À medida que avanço na leitura da coletânea de contos e novelas «La Faille Humaine» de Henning Mankell, vão-se destacando algumas das principais características identificadoras das histórias protagonizadas pelo inspetor Kurt Wallander.
Em primeiro lugar há a meteorologia. Invariavelmente encontramo-nos no longo inverno escandinavo, com a primavera a surgir, ano após ano, mais tarde.
Há depois a saúde do protagonista, com ele afetado por gripes ou dores de dentes, pelos efeitos das agressões sofridas ou, nos romances mais recentes, com os indícios de um alzheimer, que já lhe afetou o progenitor e lhe assombra os receios quanto ao futuro.
Outra constante é a tendência do personagem em se ver inesperadamente numa luta direta e solitária contra o assassino, pondo-se em perigo sem quase disso se dar conta.
Mas, porventura, o aspeto mais interessante de todas as personagens criadas por Mankell é o seu lado secreto, aquilo que escapa ao conhecimento dos vizinhos e familiares, muito embora constitua o móbil para o crime.
Em «A Morte do Fotógrafo» o homicida é um clérigo de Lund que descobre o prolongado adultério da mulher, quando ela lho conta à beira da morte. A ira leva-o a procurar o companheiro de uma excursão à Áustria, sete anos atrás, para se vingar da afronta. No entretanto, Wallander descobrira vertentes singulares sobre a vítima, mormente esse entretenimento de criar imagens deformadas de conhecidos políticos, quando se encerrava duas noites por semana na sua câmara escura. Ou a indiferença para com a filha deficiente, internada, quase desde a nascença, numa instituição e a quem nunca visitava.
Essa escusa do maniqueísmo também está presente no conto «O Homem na Praia»: a vítima é um homem que perdera o filho, alguns anos atrás, num crime nunca esclarecido e se entretivera, desde então, a assediar a juíza responsável pelo arquivamento do caso. Fora o marido dela que, vendo-a demasiado enfraquecida pela doença incurável para resistir às investidas do agressor, o matara sem qualquer escrúpulo.

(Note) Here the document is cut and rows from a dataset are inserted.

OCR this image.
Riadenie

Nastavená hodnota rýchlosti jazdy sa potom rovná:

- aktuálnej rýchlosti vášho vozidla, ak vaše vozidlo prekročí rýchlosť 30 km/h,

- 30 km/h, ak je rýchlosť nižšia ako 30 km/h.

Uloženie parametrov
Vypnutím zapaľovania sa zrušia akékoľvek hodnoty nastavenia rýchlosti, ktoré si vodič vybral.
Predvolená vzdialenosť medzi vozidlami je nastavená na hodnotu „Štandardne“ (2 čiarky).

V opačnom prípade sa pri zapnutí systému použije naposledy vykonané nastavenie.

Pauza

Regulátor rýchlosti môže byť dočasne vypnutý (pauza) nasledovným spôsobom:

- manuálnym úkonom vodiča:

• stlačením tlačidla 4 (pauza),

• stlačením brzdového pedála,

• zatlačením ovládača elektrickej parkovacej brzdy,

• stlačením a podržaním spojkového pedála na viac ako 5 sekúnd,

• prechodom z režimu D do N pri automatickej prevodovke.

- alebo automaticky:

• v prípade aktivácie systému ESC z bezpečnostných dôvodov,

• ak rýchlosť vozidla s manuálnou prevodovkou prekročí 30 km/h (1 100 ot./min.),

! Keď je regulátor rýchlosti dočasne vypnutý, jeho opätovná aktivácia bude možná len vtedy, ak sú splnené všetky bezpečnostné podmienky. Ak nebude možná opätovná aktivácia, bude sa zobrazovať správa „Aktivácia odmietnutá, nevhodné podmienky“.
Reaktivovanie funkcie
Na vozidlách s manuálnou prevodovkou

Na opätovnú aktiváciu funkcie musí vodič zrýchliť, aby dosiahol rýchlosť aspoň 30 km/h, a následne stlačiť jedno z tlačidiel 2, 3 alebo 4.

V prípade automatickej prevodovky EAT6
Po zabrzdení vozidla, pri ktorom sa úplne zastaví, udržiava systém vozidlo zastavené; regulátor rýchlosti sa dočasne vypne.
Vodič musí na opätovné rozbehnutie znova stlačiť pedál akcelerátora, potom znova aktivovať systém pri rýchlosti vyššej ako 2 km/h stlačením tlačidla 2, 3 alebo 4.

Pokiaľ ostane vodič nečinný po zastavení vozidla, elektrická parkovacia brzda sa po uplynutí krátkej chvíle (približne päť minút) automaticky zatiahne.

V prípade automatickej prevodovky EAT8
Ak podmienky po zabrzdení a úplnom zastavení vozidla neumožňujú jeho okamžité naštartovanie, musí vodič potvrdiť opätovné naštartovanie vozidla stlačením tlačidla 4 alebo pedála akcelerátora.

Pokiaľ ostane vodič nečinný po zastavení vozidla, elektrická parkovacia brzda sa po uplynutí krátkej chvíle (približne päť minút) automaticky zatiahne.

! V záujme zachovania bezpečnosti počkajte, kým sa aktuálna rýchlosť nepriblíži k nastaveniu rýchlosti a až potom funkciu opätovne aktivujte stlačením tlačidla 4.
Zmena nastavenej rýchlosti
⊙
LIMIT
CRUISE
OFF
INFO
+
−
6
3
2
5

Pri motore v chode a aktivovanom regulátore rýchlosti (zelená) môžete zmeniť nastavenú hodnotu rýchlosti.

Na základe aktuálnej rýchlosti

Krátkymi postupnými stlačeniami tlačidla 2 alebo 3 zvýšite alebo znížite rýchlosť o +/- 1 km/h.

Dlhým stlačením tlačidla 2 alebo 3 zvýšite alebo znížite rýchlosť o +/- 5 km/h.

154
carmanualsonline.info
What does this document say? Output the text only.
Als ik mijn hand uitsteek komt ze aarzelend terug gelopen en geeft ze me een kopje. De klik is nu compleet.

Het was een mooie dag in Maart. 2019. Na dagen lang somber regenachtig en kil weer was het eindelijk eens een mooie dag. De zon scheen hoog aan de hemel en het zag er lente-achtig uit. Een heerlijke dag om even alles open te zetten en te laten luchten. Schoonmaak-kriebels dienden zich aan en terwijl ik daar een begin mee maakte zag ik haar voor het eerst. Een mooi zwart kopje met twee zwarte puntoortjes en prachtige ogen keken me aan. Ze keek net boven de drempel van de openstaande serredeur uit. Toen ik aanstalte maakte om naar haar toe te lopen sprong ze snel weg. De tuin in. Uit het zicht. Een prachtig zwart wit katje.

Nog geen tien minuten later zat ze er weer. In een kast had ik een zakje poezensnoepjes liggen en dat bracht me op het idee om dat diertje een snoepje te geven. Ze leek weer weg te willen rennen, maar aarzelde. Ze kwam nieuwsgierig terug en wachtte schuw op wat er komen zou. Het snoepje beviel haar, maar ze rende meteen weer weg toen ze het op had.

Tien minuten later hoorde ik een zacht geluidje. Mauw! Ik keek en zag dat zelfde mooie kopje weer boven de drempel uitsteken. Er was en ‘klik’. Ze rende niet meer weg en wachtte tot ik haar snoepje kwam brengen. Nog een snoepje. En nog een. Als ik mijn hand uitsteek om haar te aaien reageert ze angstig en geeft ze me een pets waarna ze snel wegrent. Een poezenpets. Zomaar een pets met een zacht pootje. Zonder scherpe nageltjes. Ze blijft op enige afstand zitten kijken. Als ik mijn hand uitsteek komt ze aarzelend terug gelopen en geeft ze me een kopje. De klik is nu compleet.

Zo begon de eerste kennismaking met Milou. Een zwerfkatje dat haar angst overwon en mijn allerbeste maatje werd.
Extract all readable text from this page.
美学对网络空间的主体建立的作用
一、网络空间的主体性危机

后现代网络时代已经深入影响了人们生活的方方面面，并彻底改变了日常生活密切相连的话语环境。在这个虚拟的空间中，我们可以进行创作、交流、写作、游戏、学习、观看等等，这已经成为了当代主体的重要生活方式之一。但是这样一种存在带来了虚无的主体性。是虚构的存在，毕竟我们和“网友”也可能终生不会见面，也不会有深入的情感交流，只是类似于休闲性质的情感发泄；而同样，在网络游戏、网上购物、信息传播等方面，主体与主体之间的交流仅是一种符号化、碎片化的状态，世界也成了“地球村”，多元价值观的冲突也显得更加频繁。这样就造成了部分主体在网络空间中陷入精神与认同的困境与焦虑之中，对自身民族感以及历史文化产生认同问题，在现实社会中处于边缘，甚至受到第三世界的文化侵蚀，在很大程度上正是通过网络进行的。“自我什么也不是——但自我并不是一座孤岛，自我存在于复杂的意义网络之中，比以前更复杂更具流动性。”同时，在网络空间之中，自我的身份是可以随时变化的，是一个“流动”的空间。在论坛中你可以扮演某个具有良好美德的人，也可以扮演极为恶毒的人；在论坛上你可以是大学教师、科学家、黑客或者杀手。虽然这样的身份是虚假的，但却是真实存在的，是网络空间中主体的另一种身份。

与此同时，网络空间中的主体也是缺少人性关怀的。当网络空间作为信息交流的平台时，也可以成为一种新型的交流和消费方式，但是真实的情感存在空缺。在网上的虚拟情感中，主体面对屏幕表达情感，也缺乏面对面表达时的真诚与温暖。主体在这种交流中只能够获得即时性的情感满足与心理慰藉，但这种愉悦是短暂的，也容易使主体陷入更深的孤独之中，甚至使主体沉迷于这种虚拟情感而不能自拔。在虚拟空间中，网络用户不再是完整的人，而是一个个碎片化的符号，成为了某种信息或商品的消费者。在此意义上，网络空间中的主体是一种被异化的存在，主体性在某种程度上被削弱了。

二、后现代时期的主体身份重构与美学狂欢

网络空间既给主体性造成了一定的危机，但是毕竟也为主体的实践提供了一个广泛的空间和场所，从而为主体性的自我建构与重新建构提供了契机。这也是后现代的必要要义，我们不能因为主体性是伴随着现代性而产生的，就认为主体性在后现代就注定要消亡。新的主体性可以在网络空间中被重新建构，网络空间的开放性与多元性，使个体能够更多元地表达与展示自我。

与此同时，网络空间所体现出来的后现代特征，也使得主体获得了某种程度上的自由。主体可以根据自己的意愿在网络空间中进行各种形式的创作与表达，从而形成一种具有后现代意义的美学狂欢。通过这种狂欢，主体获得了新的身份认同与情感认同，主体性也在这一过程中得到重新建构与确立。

No próprio conto, que dá título ao livro, não é tarefa fácil discernir entre os que possam ser os bons e os maus. O assassino da merceeira de Jägersno é um refugiado político sul-africano incapaz de se adaptar aos requisitos de sobrevivência na Europa e apostara no roubo como modo de vida.
Quer ele, quer o marido da juíza da história anterior, acabam por se suicidar à frente de Wallander, sem que disso os possa impedir.
Confesso que tendo vivido três verões na Suécia e na Noruega não encontro muita semelhança entre o que aqui se revela e a ideia que, então, fiz dos respetivos povos. Terei sido, provavelmente, iludido pelas aparências de uma bonomia coletiva capaz de esconder eficientemente o seu mal-estar profundo.